Kendricks Wears Two Uniforms

In one world, Sam Kendricks is a national champion and a recently turned professional athlete. In another world, he is an Army officer in training.

He has traveled between the worlds seamlessly at Ole Miss, but it’s been a long road to arrive where he is today.

His father, Scott Kendricks, has played an integral role in that journey.

Scott has coached Sam since 7th grade. In addition, Scott’s 10 years in the United States Marines, rising to the rank of captain, showed Sam the benefits of a possible career in the military.

“I grew up, just like a million other military stories, with an idea that it was something possible,” Sam said. “It was an option. They do good things for people in the military, and it’s for a good cause. When I was in high school, I did JROTC and then I really started to formulate in my mind that in conjunction with my athletic aspirations that ROTC might be a great thing.

“The army has a very physical aspect to it. You have to be fit for the job. It’s the same thing in athletics, so I thought it was a very easy transition. They were very supportive at the army unit and the cadet command going forward. As long as I could do these things in conjunction, it was great, and I could serve my country after I graduated as a second lieutenant in the army in whatever capacity I decided to do, or whatever the army needed me to do.”

Kendricks broke on to the scene as a freshman, earning second team All-America honors, becoming the first Ole Miss All-American pole vaulter since 1985, and tying for 10th at the NCAA Championships.

Behind the scenes, however, it was far from an easy transition, as he balanced the rigors of school, track and field and Army Reserve.

“It is a lot, but not everyone considers it a lot,” Kendricks said. “When I was a freshman, it was difficult. I had to learn how to balance all things when my life was very structured in high school.

“When I came to Ole Miss, things changed. I had to be adaptable as a person to deal with different types of leadership, different people pulling on your time and your commitment as a student-athlete. If your grades fall through, if you’re not committed in all three aspects, they all won’t hold themselves up.”

Training for his respective pursuits may appear different, but Kendricks saw any training as beneficial for both as he balanced the two. He sometimes missed one commitment for the other, so it was that much more difficult for him, but he embraced the challenge.

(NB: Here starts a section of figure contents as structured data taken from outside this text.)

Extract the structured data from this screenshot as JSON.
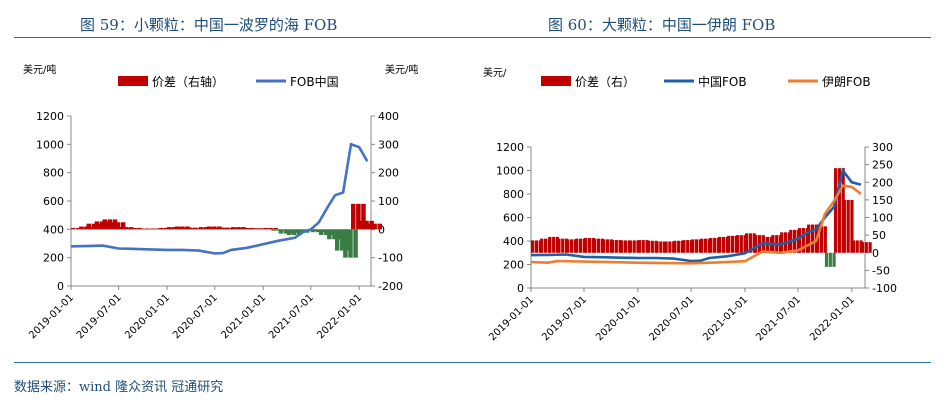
{
  "titles": {
    "left": "图 59：小颗粒：中国一波罗的海 FOB",
    "right": "图 60：大颗粒：中国一伊朗 FOB"
  },
  "source": "数据来源：wind  隆众资讯  冠通研究",
  "colors": {
    "spread": "#c00000",
    "china": "#4472c4",
    "china2": "#1f5fa8",
    "iran": "#ed7d31",
    "title": "#1f4e79"
  },
  "chart_data": [
    {
      "type": "bar+line",
      "unit_left": "美元/吨",
      "unit_right": "美元/吨",
      "legend": [
        "价差（右轴）",
        "FOB中国"
      ],
      "x_ticks": [
        "2019-01-01",
        "2019-07-01",
        "2020-01-01",
        "2020-07-01",
        "2021-01-01",
        "2021-07-01",
        "2022-01-01"
      ],
      "x_range": [
        "2019-01-01",
        "2022-02-15"
      ],
      "ylim_left": [
        0,
        1200
      ],
      "yticks_left": [
        0,
        200,
        400,
        600,
        800,
        1000,
        1200
      ],
      "ylim_right": [
        -200,
        400
      ],
      "yticks_right": [
        -200,
        -100,
        0,
        100,
        200,
        300,
        400
      ],
      "series": [
        {
          "name": "价差（右轴）",
          "axis": "right",
          "kind": "bar",
          "points": [
            [
              "2019-01-01",
              5
            ],
            [
              "2019-02-01",
              10
            ],
            [
              "2019-03-01",
              20
            ],
            [
              "2019-04-01",
              28
            ],
            [
              "2019-05-01",
              35
            ],
            [
              "2019-06-01",
              25
            ],
            [
              "2019-07-01",
              8
            ],
            [
              "2019-08-01",
              5
            ],
            [
              "2019-09-01",
              3
            ],
            [
              "2019-10-01",
              2
            ],
            [
              "2019-11-01",
              3
            ],
            [
              "2019-12-01",
              5
            ],
            [
              "2020-01-01",
              8
            ],
            [
              "2020-02-01",
              10
            ],
            [
              "2020-03-01",
              6
            ],
            [
              "2020-04-01",
              4
            ],
            [
              "2020-05-01",
              8
            ],
            [
              "2020-06-01",
              10
            ],
            [
              "2020-07-01",
              6
            ],
            [
              "2020-08-01",
              5
            ],
            [
              "2020-09-01",
              8
            ],
            [
              "2020-10-01",
              5
            ],
            [
              "2020-11-01",
              4
            ],
            [
              "2020-12-01",
              3
            ],
            [
              "2021-01-01",
              5
            ],
            [
              "2021-02-01",
              -5
            ],
            [
              "2021-03-01",
              -15
            ],
            [
              "2021-04-01",
              -20
            ],
            [
              "2021-05-01",
              -12
            ],
            [
              "2021-06-01",
              -5
            ],
            [
              "2021-07-01",
              -10
            ],
            [
              "2021-08-01",
              -20
            ],
            [
              "2021-09-01",
              -35
            ],
            [
              "2021-10-01",
              -75
            ],
            [
              "2021-11-01",
              -100
            ],
            [
              "2021-12-01",
              90
            ],
            [
              "2022-01-01",
              30
            ],
            [
              "2022-02-01",
              20
            ]
          ]
        },
        {
          "name": "FOB中国",
          "axis": "left",
          "kind": "line",
          "points": [
            [
              "2019-01-01",
              280
            ],
            [
              "2019-03-01",
              282
            ],
            [
              "2019-05-01",
              285
            ],
            [
              "2019-07-01",
              265
            ],
            [
              "2019-09-01",
              262
            ],
            [
              "2019-11-01",
              258
            ],
            [
              "2020-01-01",
              255
            ],
            [
              "2020-03-01",
              255
            ],
            [
              "2020-05-01",
              250
            ],
            [
              "2020-07-01",
              230
            ],
            [
              "2020-08-01",
              232
            ],
            [
              "2020-09-01",
              255
            ],
            [
              "2020-11-01",
              270
            ],
            [
              "2021-01-01",
              295
            ],
            [
              "2021-03-01",
              320
            ],
            [
              "2021-05-01",
              340
            ],
            [
              "2021-06-01",
              380
            ],
            [
              "2021-07-01",
              400
            ],
            [
              "2021-08-01",
              450
            ],
            [
              "2021-09-01",
              550
            ],
            [
              "2021-10-01",
              640
            ],
            [
              "2021-11-01",
              660
            ],
            [
              "2021-12-01",
              1000
            ],
            [
              "2022-01-01",
              980
            ],
            [
              "2022-02-01",
              880
            ]
          ]
        }
      ]
    },
    {
      "type": "bar+line",
      "unit_left": "美元/",
      "legend": [
        "价差（右）",
        "中国FOB",
        "伊朗FOB"
      ],
      "x_ticks": [
        "2019-01-01",
        "2019-07-01",
        "2020-01-01",
        "2020-07-01",
        "2021-01-01",
        "2021-07-01",
        "2022-01-01"
      ],
      "x_range": [
        "2019-01-01",
        "2022-02-15"
      ],
      "ylim_left": [
        0,
        1200
      ],
      "yticks_left": [
        0,
        200,
        400,
        600,
        800,
        1000,
        1200
      ],
      "ylim_right": [
        -100,
        300
      ],
      "yticks_right": [
        -100,
        -50,
        0,
        50,
        100,
        150,
        200,
        250,
        300
      ],
      "series": [
        {
          "name": "价差（右）",
          "axis": "right",
          "kind": "bar",
          "points": [
            [
              "2019-01-01",
              35
            ],
            [
              "2019-02-01",
              40
            ],
            [
              "2019-03-01",
              45
            ],
            [
              "2019-04-01",
              40
            ],
            [
              "2019-05-01",
              38
            ],
            [
              "2019-06-01",
              40
            ],
            [
              "2019-07-01",
              42
            ],
            [
              "2019-08-01",
              40
            ],
            [
              "2019-09-01",
              38
            ],
            [
              "2019-10-01",
              36
            ],
            [
              "2019-11-01",
              35
            ],
            [
              "2019-12-01",
              35
            ],
            [
              "2020-01-01",
              36
            ],
            [
              "2020-02-01",
              34
            ],
            [
              "2020-03-01",
              32
            ],
            [
              "2020-04-01",
              32
            ],
            [
              "2020-05-01",
              34
            ],
            [
              "2020-06-01",
              36
            ],
            [
              "2020-07-01",
              38
            ],
            [
              "2020-08-01",
              40
            ],
            [
              "2020-09-01",
              42
            ],
            [
              "2020-10-01",
              45
            ],
            [
              "2020-11-01",
              48
            ],
            [
              "2020-12-01",
              50
            ],
            [
              "2021-01-01",
              55
            ],
            [
              "2021-02-01",
              50
            ],
            [
              "2021-03-01",
              45
            ],
            [
              "2021-04-01",
              50
            ],
            [
              "2021-05-01",
              58
            ],
            [
              "2021-06-01",
              65
            ],
            [
              "2021-07-01",
              70
            ],
            [
              "2021-08-01",
              80
            ],
            [
              "2021-09-01",
              75
            ],
            [
              "2021-10-01",
              -40
            ],
            [
              "2021-11-01",
              240
            ],
            [
              "2021-12-01",
              150
            ],
            [
              "2022-01-01",
              35
            ],
            [
              "2022-02-01",
              30
            ]
          ]
        },
        {
          "name": "中国FOB",
          "axis": "left",
          "kind": "line",
          "points": [
            [
              "2019-01-01",
              280
            ],
            [
              "2019-03-01",
              282
            ],
            [
              "2019-05-01",
              285
            ],
            [
              "2019-07-01",
              265
            ],
            [
              "2019-09-01",
              262
            ],
            [
              "2019-11-01",
              258
            ],
            [
              "2020-01-01",
              255
            ],
            [
              "2020-03-01",
              255
            ],
            [
              "2020-05-01",
              250
            ],
            [
              "2020-07-01",
              230
            ],
            [
              "2020-08-01",
              232
            ],
            [
              "2020-09-01",
              255
            ],
            [
              "2020-11-01",
              270
            ],
            [
              "2021-01-01",
              295
            ],
            [
              "2021-03-01",
              380
            ],
            [
              "2021-05-01",
              370
            ],
            [
              "2021-07-01",
              420
            ],
            [
              "2021-08-01",
              470
            ],
            [
              "2021-09-01",
              500
            ],
            [
              "2021-10-01",
              600
            ],
            [
              "2021-11-01",
              690
            ],
            [
              "2021-12-01",
              1000
            ],
            [
              "2022-01-01",
              900
            ],
            [
              "2022-02-01",
              880
            ]
          ]
        },
        {
          "name": "伊朗FOB",
          "axis": "left",
          "kind": "line",
          "points": [
            [
              "2019-01-01",
              220
            ],
            [
              "2019-03-01",
              215
            ],
            [
              "2019-04-01",
              230
            ],
            [
              "2019-07-01",
              225
            ],
            [
              "2019-10-01",
              220
            ],
            [
              "2020-01-01",
              215
            ],
            [
              "2020-04-01",
              212
            ],
            [
              "2020-07-01",
              210
            ],
            [
              "2020-10-01",
              218
            ],
            [
              "2021-01-01",
              228
            ],
            [
              "2021-03-01",
              310
            ],
            [
              "2021-05-01",
              300
            ],
            [
              "2021-07-01",
              320
            ],
            [
              "2021-09-01",
              400
            ],
            [
              "2021-10-01",
              630
            ],
            [
              "2021-11-01",
              740
            ],
            [
              "2021-12-01",
              870
            ],
            [
              "2022-01-01",
              860
            ],
            [
              "2022-02-01",
              800
            ]
          ]
        }
      ]
    }
  ]
}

“It’s all about your perspective,” Kendricks said. “I told myself that any training is good training for pole vault. It makes you tougher, makes you a better athlete and makes your more resilient.

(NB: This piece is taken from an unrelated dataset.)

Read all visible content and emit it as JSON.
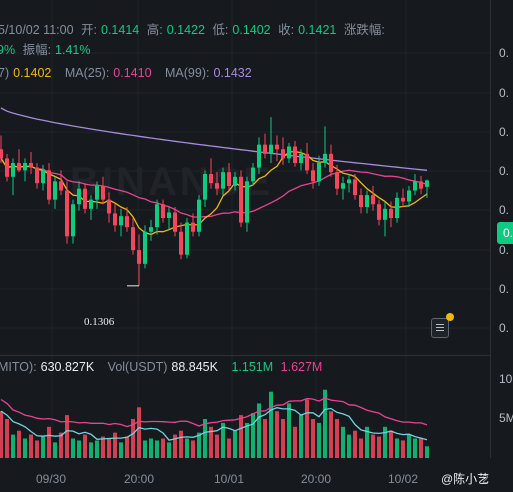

“The army has a very specific way. They test their cadets and soldiers with a physical fitness test. It’s a test of capability and strength. It’s a simple test, but it’s not easy, and you have to train for it, but I also have to train to be an elite athlete. Melding those together was an art, so I could be ready for any given thing at any given time.”

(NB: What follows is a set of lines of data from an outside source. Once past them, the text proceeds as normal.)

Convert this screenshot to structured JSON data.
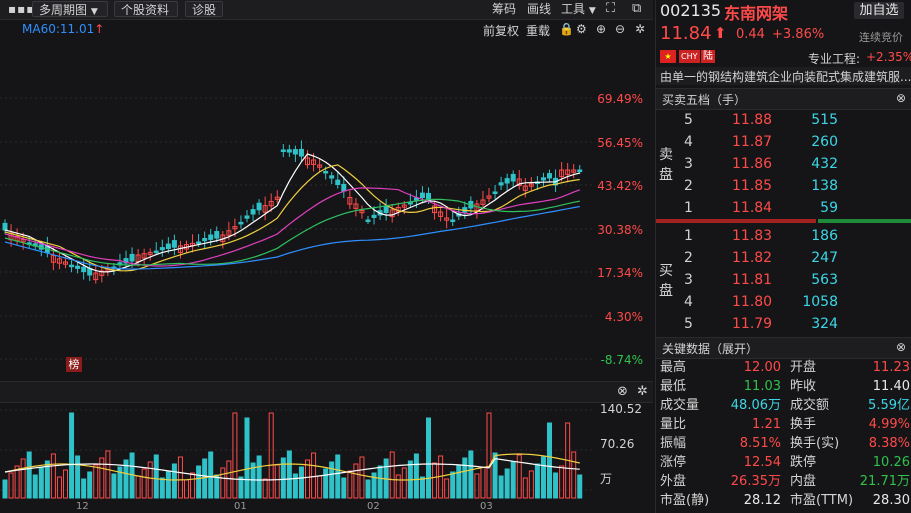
{
  "toolbar": {
    "menu_icon": "more-dots-icon",
    "period": "多周期图",
    "stock_info": "个股资料",
    "diagnose": "诊股",
    "chips": "筹码",
    "draw_line": "画线",
    "tools": "工具"
  },
  "ma": {
    "label": "MA60:11.01"
  },
  "chart_tools": {
    "pre_adjust": "前复权",
    "overlay": "重载"
  },
  "pct_axis": [
    "69.49%",
    "56.45%",
    "43.42%",
    "30.38%",
    "17.34%",
    "4.30%",
    "-8.74%"
  ],
  "vol_axis": [
    "140.52",
    "70.26",
    "万"
  ],
  "bang_badge": "榜",
  "months": [
    "12",
    "01",
    "02",
    "03"
  ],
  "stock": {
    "code": "002135",
    "name": "东南网架",
    "price": "11.84",
    "change": "0.44",
    "change_pct": "+3.86%",
    "add_watch": "加自选",
    "auction": "连续竞价",
    "tag_chy": "CHY",
    "tag_lu": "陆",
    "sector": "专业工程:",
    "sector_pct": "+2.35%",
    "desc": "由单一的钢结构建筑企业向装配式集成建筑服..."
  },
  "book": {
    "title": "买卖五档（手）",
    "sell_label": [
      "卖",
      "盘"
    ],
    "buy_label": [
      "买",
      "盘"
    ],
    "asks": [
      {
        "level": "5",
        "price": "11.88",
        "vol": "515"
      },
      {
        "level": "4",
        "price": "11.87",
        "vol": "260"
      },
      {
        "level": "3",
        "price": "11.86",
        "vol": "432"
      },
      {
        "level": "2",
        "price": "11.85",
        "vol": "138"
      },
      {
        "level": "1",
        "price": "11.84",
        "vol": "59"
      }
    ],
    "bids": [
      {
        "level": "1",
        "price": "11.83",
        "vol": "186"
      },
      {
        "level": "2",
        "price": "11.82",
        "vol": "247"
      },
      {
        "level": "3",
        "price": "11.81",
        "vol": "563"
      },
      {
        "level": "4",
        "price": "11.80",
        "vol": "1058"
      },
      {
        "level": "5",
        "price": "11.79",
        "vol": "324"
      }
    ]
  },
  "key": {
    "title": "关键数据（展开）",
    "rows": [
      {
        "l1": "最高",
        "v1": "12.00",
        "l2": "开盘",
        "v2": "11.23"
      },
      {
        "l1": "最低",
        "v1": "11.03",
        "l2": "昨收",
        "v2": "11.40"
      },
      {
        "l1": "成交量",
        "v1": "48.06万",
        "l2": "成交额",
        "v2": "5.59亿"
      },
      {
        "l1": "量比",
        "v1": "1.21",
        "l2": "换手",
        "v2": "4.99%"
      },
      {
        "l1": "振幅",
        "v1": "8.51%",
        "l2": "换手(实)",
        "v2": "8.38%"
      },
      {
        "l1": "涨停",
        "v1": "12.54",
        "l2": "跌停",
        "v2": "10.26"
      },
      {
        "l1": "外盘",
        "v1": "26.35万",
        "l2": "内盘",
        "v2": "21.71万"
      },
      {
        "l1": "市盈(静)",
        "v1": "28.12",
        "l2": "市盈(TTM)",
        "v2": "28.30"
      }
    ]
  },
  "colors": {
    "up": "#ff4a4a",
    "down": "#2fc24c",
    "ma5": "#ffffff",
    "ma10": "#f0d040",
    "ma20": "#e040c0",
    "ma30": "#30c060",
    "ma60": "#2f8fff",
    "cyan": "#3dd6e6"
  }
}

On the track, his junior year saw the most success, as he won every meet both indoors and outdoors except the NCAA Indoor Championship (runner-up), including the SEC indoor and outdoor titles, NCAA outdoor title and a USA title. Immediately after winning the USA title June 29, he spent the month of July at Army ROTC training in Kentucky.

There are a lot of ways to become an officer, a second lieutenant in the U.S. Army, Kendricks said, but college and the training are essential aspects as he looked to accept a commission and begin his military career.

“I learned the Army is very goal-oriented,” said Kendricks of the ROTC training. “The Army told us, `We need you to learn this, to be this tough, to be this adaptable, to be able to lead your peers and lead soldiers beneath you in such a way to be a respectable leader.’

“A lot of it puts emphasis on you having influence on other individuals, perhaps on their life one day, so it gives you a sense of urgency to be the best person you can be going into the army as an officer.”

After returning to Ole Miss this fall, Kendricks elected to forego his senior year of eligibility with the Ole Miss track and field team to pursue professional and athletic opportunities.

On the track, he’s training toward the 2015 World Championships in Beijing and 2016 Summer Olympics in Rio de Janeiro, Brazil. He will remain in school and graduate in May with a bachelor’s degree in general studies, and he is also on track to commission.

“This is a hard decision and the timing of it has been difficult for me,” Kendricks said. “I believe this is the best decision for my family, and I’ve gotten their full support in many ways. I love being an Ole Miss Rebel.”

Always the introspective person, Kendricks looks to the past and present for what Army ROTC and Ole Miss track & field have done for him, but he also looks to the future, one full of options and opportunities.

“What I have done in the past gives me confidence for the future,” Kendricks said. “It may have been hard to arrive at those successes or failures, but they also lead to greater things in the future, whatever those may be, and you have to take advantage of them.”